The author wrote curl, so I know it's going to do what it says it does well.
That's why it's getting love. It's a rock star dev putting out open source code many of us will absolutely be using regularly.
Way classier than yet another "product" built on the OpenAI API that will be gone in a year.
> URLs are tricky to parse and there are numerous security problems in software because of this. trurl wants to help soften this problem by taking away the need for script and command line authors everywhere to re-invent the wheel over and over.
When I was building my CI jobs at $job I needed url manipulation in shell. Had to use python inline, but it was long and ugly... trurl simplified it a bit.
Pretty dang cool, but I might have missed a feature: can trurl do multiple manipulations on a single url, as opposed to a single manipulation on multiple urls (which the blog post says is supported)?
For example, you want to apply a sequence of predefined normalization steps, such as removing the user part, converting http to https, etc etc. You put these steps in a file and then invoke trurl with that file and pointed at your url or urls.
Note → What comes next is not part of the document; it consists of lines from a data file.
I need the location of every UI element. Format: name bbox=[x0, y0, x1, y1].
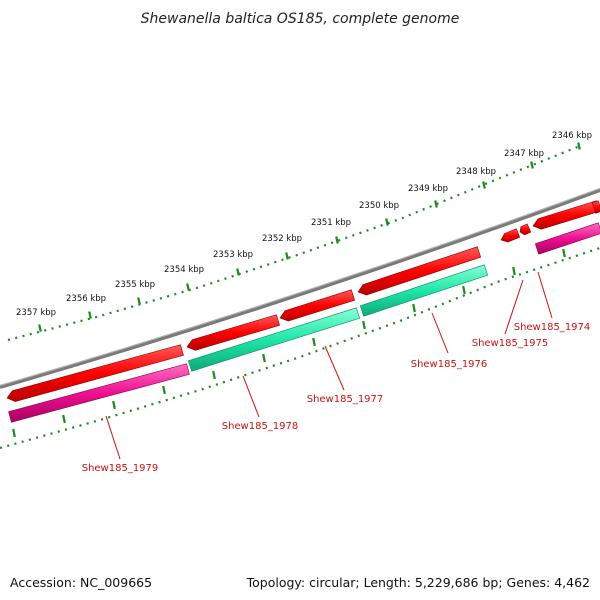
gene-label: Shew185_1979 bbox=[82, 463, 159, 474]
ruler-label: 2349 kbp bbox=[408, 184, 448, 194]
ruler-tick bbox=[236, 268, 240, 276]
ruler-tick bbox=[385, 218, 389, 226]
accession-text: Accession: NC_009665 bbox=[10, 575, 153, 590]
ruler-label: 2356 kbp bbox=[66, 294, 106, 304]
lower-tick bbox=[312, 337, 316, 347]
callout-line bbox=[537, 271, 553, 319]
cds-arrow bbox=[591, 200, 600, 214]
cds-arrow bbox=[532, 200, 600, 230]
genome-summary-text: Topology: circular; Length: 5,229,686 bp… bbox=[246, 575, 590, 590]
cds-arrow bbox=[186, 314, 280, 351]
cds-arrow bbox=[357, 246, 482, 296]
gene-label: Shew185_1974 bbox=[514, 322, 591, 333]
gene-bar-teal bbox=[187, 307, 361, 372]
ruler-label: 2352 kbp bbox=[262, 234, 302, 244]
genome-backbone-highlight bbox=[0, 188, 600, 386]
gene-label: Shew185_1978 bbox=[222, 421, 299, 432]
gene-callouts: Shew185_1974 Shew185_1975 Shew185_1976 Shew… bbox=[82, 271, 591, 474]
callout-line bbox=[242, 375, 260, 418]
gene-bar-pink bbox=[534, 222, 600, 255]
cds-features bbox=[6, 200, 600, 402]
ruler-ticks bbox=[38, 142, 581, 332]
cds-arrow bbox=[500, 228, 521, 243]
callout-line bbox=[324, 345, 345, 391]
callout-line bbox=[105, 415, 121, 460]
ruler-tick bbox=[434, 200, 438, 208]
callout-line bbox=[504, 279, 524, 335]
lower-tick bbox=[362, 320, 366, 330]
page-title: Shewanella baltica OS185, complete genom… bbox=[141, 11, 460, 27]
cds-arrow bbox=[279, 289, 356, 322]
ruler-tick bbox=[88, 311, 92, 319]
gene-label: Shew185_1976 bbox=[411, 359, 488, 370]
gene-bar-teal bbox=[359, 264, 489, 317]
gene-bar-pink bbox=[8, 363, 190, 423]
ruler-label: 2351 kbp bbox=[311, 218, 351, 228]
ruler-label: 2346 kbp bbox=[552, 131, 592, 141]
cds-arrow bbox=[519, 223, 532, 236]
lower-tick bbox=[262, 353, 266, 363]
lower-tick bbox=[412, 303, 416, 313]
ruler-label: 2350 kbp bbox=[359, 201, 399, 211]
ruler-tick bbox=[482, 181, 486, 189]
ruler-label: 2354 kbp bbox=[164, 265, 204, 275]
lower-tick bbox=[212, 370, 216, 380]
gene-label: Shew185_1977 bbox=[307, 394, 384, 405]
ruler-label: 2353 kbp bbox=[213, 250, 253, 260]
ruler-label: 2357 kbp bbox=[16, 308, 56, 318]
lower-tick bbox=[462, 285, 466, 295]
ruler-tick bbox=[335, 236, 339, 244]
ruler-label: 2347 kbp bbox=[504, 149, 544, 159]
ruler-tick bbox=[137, 297, 141, 305]
lower-tick bbox=[162, 385, 166, 395]
genome-backbone bbox=[0, 188, 600, 389]
ruler-label: 2355 kbp bbox=[115, 280, 155, 290]
gene-label: Shew185_1975 bbox=[472, 338, 549, 349]
ruler-tick bbox=[38, 324, 42, 332]
lower-tick bbox=[562, 248, 566, 258]
lower-tick bbox=[62, 414, 66, 424]
lower-tick bbox=[112, 400, 116, 410]
gene-features bbox=[8, 222, 600, 423]
ruler-tick bbox=[285, 252, 289, 260]
ruler-label: 2348 kbp bbox=[456, 167, 496, 177]
ruler-tick bbox=[186, 283, 190, 291]
ruler-track bbox=[7, 144, 581, 342]
lower-tick bbox=[12, 428, 16, 438]
ruler-tick bbox=[577, 142, 581, 150]
cds-arrow bbox=[6, 344, 184, 402]
ruler-tick bbox=[530, 161, 534, 169]
ruler-labels: 2346 kbp 2347 kbp 2348 kbp 2349 kbp 2350 kbp… bbox=[16, 131, 592, 318]
lower-tick bbox=[512, 266, 516, 276]
callout-line bbox=[431, 312, 449, 354]
lower-ticks bbox=[12, 248, 566, 438]
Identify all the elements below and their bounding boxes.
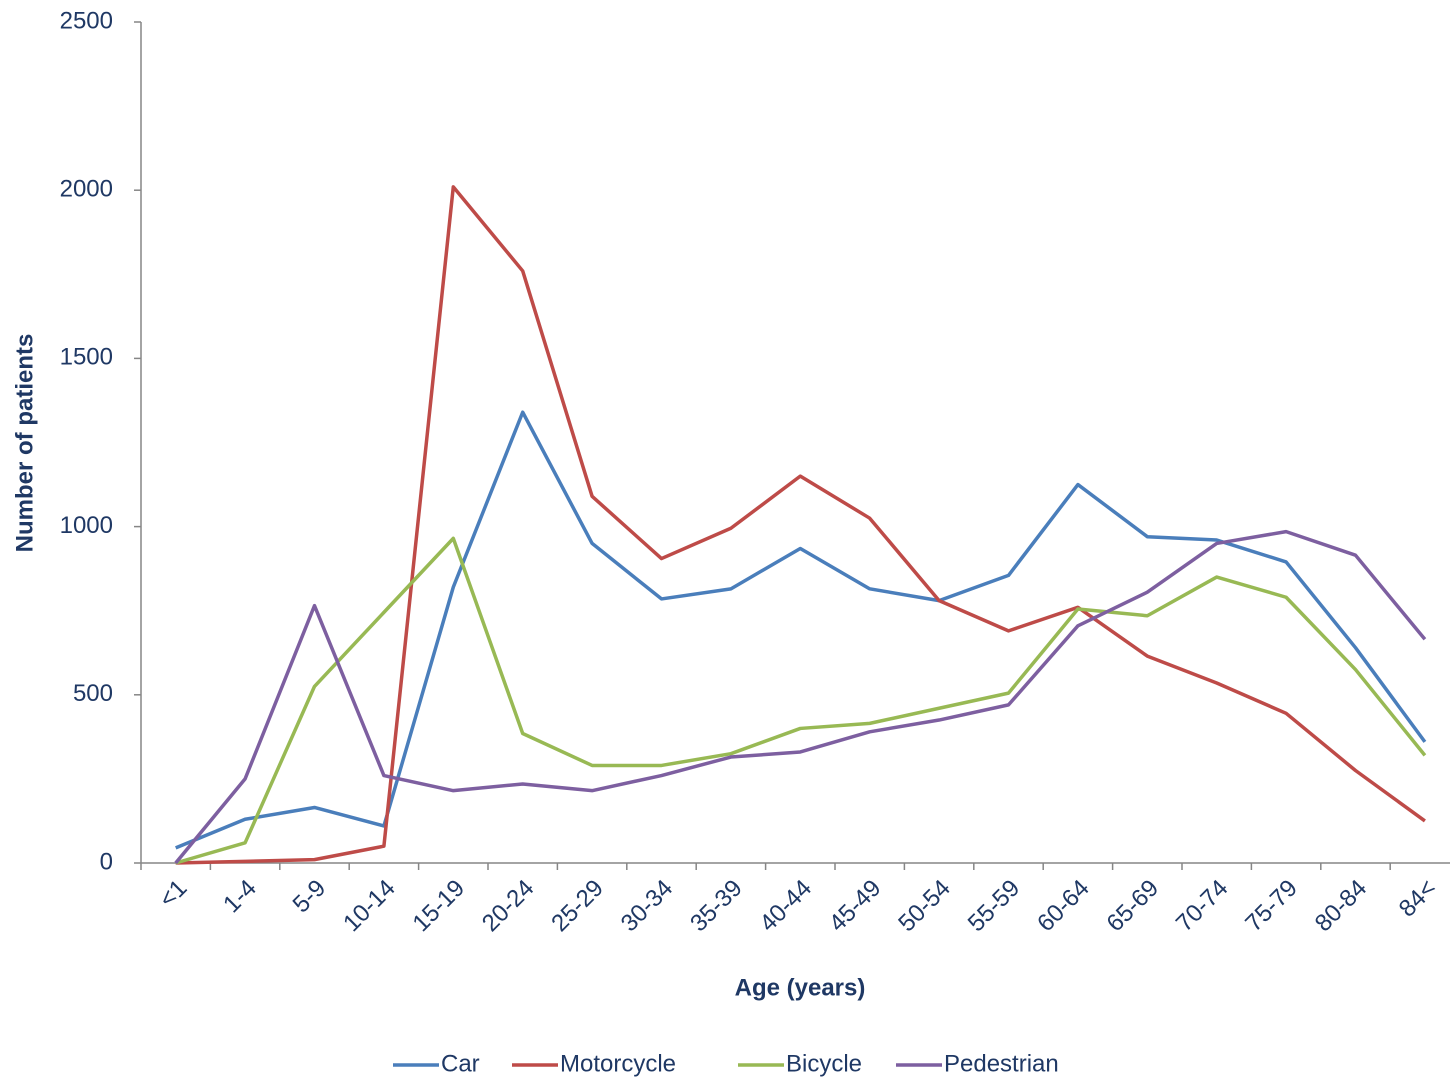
series-line (175, 410, 1427, 850)
x-tick-label: 55-59 (963, 875, 1026, 938)
x-tick-label: 10-14 (338, 875, 401, 938)
x-tick-label: 75-79 (1240, 875, 1303, 938)
x-tick-label: 40-44 (755, 875, 818, 938)
x-tick-label: 70-74 (1171, 875, 1234, 938)
x-tick-label: 60-64 (1032, 875, 1095, 938)
x-tick-label: 45-49 (824, 875, 887, 938)
y-tick-label: 2500 (60, 7, 113, 34)
x-tick-label: 84< (1394, 875, 1442, 923)
y-tick-label: 1000 (60, 512, 113, 539)
x-tick-label: 80-84 (1310, 875, 1373, 938)
y-axis-label: Number of patients (11, 334, 38, 553)
y-tick-label: 2000 (60, 176, 113, 203)
y-tick-label: 0 (100, 848, 113, 875)
legend-label: Bicycle (786, 1050, 862, 1077)
series-line (174, 529, 1427, 865)
series-line (175, 185, 1426, 865)
y-tick-label: 500 (73, 680, 113, 707)
x-tick-label: 1-4 (218, 875, 262, 919)
x-tick-label: 15-19 (408, 875, 471, 938)
y-tick-label: 1500 (60, 344, 113, 371)
legend-label: Pedestrian (944, 1050, 1059, 1077)
x-tick-label: 50-54 (893, 875, 956, 938)
x-axis-label: Age (years) (735, 974, 866, 1001)
x-tick-label: 5-9 (288, 875, 332, 919)
series-line (175, 536, 1427, 865)
x-tick-label: 25-29 (546, 875, 609, 938)
x-tick-label: <1 (154, 875, 192, 913)
legend-label: Motorcycle (560, 1050, 676, 1077)
x-tick-label: 65-69 (1102, 875, 1165, 938)
x-tick-label: 30-34 (616, 875, 679, 938)
x-tick-label: 20-24 (477, 875, 540, 938)
x-tick-label: 35-39 (685, 875, 748, 938)
legend-label: Car (441, 1050, 480, 1077)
Very much like what you would do in sed, say. Possible?
Trurl is the name of a character in the science fiction short story collection "The Cyberiad" by Polish author Stanisław Lem. Trurl is a highly intelligent robot and inventor who, along with his friend Klapaucius, goes on various adventures throughout the universe.
— via CGPT
A great book that prefigured the kinds of interactions people are now having with ChatGPT. For example:
“Have it compose a poem — a poem about a haircut! But lofty, noble, tragic, timeless, full of love, treachery, retribution, quiet heroism in the face of certain doom! Six lines, cleverly rhymed, and every word beginning with the letter S!!”
Stanisław Lem’s "Cyberiad" is a great book that predicted machine learning and various modern technologies, although credit for this particular poem should probably go to Michael Kandel for his brilliant English translation. It's very different in other languages:
I’m curious about why people dislike this question. This is a specialized library; it should be testing everything including crazy edge cases that most of us haven’t even considered. Also, someone stated that there have been several URL-related security vulnerabilities in curl.